Bond market vigilantes throwing a tantrum
Tariffs are also hurting Treasury demand among US bond investors, who may have been making a statement about Trump's trade policy by selling to drive up yields.
It wouldn't be the first time bond investors have thrown a fit to make their point. Bond vigilantes , investors who shift away from bonds to pressure the government to exercise more fiscal restraint or pursue more favorable policies, staged a similar sell-off in bonds when Trump first took office, causing the 10-year yield to spike as high as 4.8%.
"The Bond Vigilantes have struck again," Ed Yardeni, the president of Yardeni Research, wrote in a note after Trump announced the 90-day tariff pause.
"Even though the Stock Vigilantes were clearly telling President Donald Trump that his tariff policy was misguided late last week, his advisers touted falling oil prices and bond yields as ultimately helping Main Street America."
The basis trade unwind
Hedge funds could also be in the process of unwinding a big leveraged bet on Treasurys known as the basis trade, which takes advantage of the difference between the bond price and the price of Treasury futures.
It is a source of market risk in times of volatility that's been flagged by big financial bodies including the Fed and the IMF in recent years.
"In case of an exogenous shock, the highly leveraged long positions in cash Treasury securities by hedge funds are at risk of being rapidly unwound," Torsten Sløk, Apollo's chief economist, wrote in a note on Tuesday.
What does it all mean?
The bond sell-off could hint at more bad news for financial markets. It's mainly a sign that investors' view of US Treasurys as ultra-safe assets is waning and that America's reputation as a premier destination for foreign investment has been damaged.
Investors could be starting to turn away from the US, Minneapolis Fed President Neel Kashkari suggested on Friday.
"Investors around the world have viewed America as the best place to invest, and if that's true, we will have a trade deficit," Kashkari said, speaking to CNBC. "If the trade deficit is going to go down, it could be that investors are saying, OK, America no longer is the most attractive place in the world to invest, and then you would expect to see bond yields go up."
Wall Street is concerned about what the sell-off could mean for future market volatility.

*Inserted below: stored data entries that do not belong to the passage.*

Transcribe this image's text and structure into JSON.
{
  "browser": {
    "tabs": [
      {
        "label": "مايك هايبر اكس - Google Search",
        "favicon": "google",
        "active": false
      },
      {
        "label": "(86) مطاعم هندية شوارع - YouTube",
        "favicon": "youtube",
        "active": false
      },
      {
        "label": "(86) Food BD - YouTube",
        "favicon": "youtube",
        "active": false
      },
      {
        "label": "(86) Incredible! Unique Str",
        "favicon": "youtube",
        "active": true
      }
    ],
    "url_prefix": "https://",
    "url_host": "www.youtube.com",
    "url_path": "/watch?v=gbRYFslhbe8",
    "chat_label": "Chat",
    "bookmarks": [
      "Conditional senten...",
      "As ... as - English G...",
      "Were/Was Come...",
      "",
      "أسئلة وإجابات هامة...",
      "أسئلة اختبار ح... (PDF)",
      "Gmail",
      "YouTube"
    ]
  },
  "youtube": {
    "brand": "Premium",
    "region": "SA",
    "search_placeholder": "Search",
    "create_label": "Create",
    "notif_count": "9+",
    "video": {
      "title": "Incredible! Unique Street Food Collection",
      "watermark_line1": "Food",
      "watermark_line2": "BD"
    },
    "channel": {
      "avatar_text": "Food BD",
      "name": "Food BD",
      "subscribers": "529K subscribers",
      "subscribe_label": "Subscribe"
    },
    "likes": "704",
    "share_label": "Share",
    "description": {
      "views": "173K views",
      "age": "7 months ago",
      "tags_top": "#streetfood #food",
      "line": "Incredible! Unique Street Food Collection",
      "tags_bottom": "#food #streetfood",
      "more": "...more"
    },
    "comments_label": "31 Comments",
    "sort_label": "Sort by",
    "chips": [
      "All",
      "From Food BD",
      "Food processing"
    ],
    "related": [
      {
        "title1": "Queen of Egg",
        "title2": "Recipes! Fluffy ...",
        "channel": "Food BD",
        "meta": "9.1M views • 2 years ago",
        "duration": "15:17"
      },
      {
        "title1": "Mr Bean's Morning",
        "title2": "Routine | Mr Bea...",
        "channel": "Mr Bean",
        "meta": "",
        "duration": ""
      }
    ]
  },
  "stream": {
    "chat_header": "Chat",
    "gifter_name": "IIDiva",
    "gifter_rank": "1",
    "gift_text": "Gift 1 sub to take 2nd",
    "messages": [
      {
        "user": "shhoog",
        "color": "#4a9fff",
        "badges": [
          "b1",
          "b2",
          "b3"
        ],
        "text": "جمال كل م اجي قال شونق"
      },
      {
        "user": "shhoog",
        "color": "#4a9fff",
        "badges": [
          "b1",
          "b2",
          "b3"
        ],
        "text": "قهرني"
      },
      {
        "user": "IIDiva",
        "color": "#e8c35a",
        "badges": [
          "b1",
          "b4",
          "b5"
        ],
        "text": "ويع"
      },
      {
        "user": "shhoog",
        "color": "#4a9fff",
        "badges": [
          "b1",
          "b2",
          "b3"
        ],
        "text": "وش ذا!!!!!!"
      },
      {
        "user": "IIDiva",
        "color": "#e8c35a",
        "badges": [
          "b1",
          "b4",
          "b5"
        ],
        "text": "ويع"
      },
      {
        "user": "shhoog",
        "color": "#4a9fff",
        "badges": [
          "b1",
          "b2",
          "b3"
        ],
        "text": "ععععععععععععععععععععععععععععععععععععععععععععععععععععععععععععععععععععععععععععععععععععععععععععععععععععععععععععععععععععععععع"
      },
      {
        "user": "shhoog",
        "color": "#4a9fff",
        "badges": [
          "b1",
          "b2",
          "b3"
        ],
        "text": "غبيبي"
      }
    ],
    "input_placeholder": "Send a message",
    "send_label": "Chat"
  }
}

" We don't think risk assets can stabilize until the bond market does ," Barclays' Rajadhyaksha wrote. "Perhaps the events of this week were a one-off. And perhaps a deal is announced over the weekend that lifts sentiment, widens swap spreads, and causes longer US rates to rally and the USD to strengthen. But unless those things happen consistently for at least a few days — until US Treasuries go back to behaving the way they are supposed to — we would be very cautious on all risk assets."
"Bond investors should stay vigilant," Matt Egan, a portfolio manager at Loomis, Sayles & Company, said. "The recent price action suggests that the US Treasury market itself could become a source of instability—a risk that now feels more plausible than remote."
Finally, if investors are unwilling to buy as much government debt, that could lead to a funding problem for the US.
The government relies on investors purchasing debt securities to finance its activity — and there's around $3 trillion in US Treasury debt set to mature this year that will need to be refinanced.

That hasn't happened yet. Demand for the 10-year and 30-year US Treasurys was robust in auctions this week, with the government issuing $22 billion in 30-year bonds and $39 billion in 10-year bonds.
Yet, for a brief moment, the market was veering into dangerous territory, top economist Mohamed El-Erian said.
"We came very close today to the line that separates wild market movement in the bond market to market dysfunction," the chief economist advisor of Allianz, said on Wednesday, pointing to concerns about liquidity in markets. "We don't want to get there again. Because the more you get to that point repeatedly, the higher risk you're going to cross it."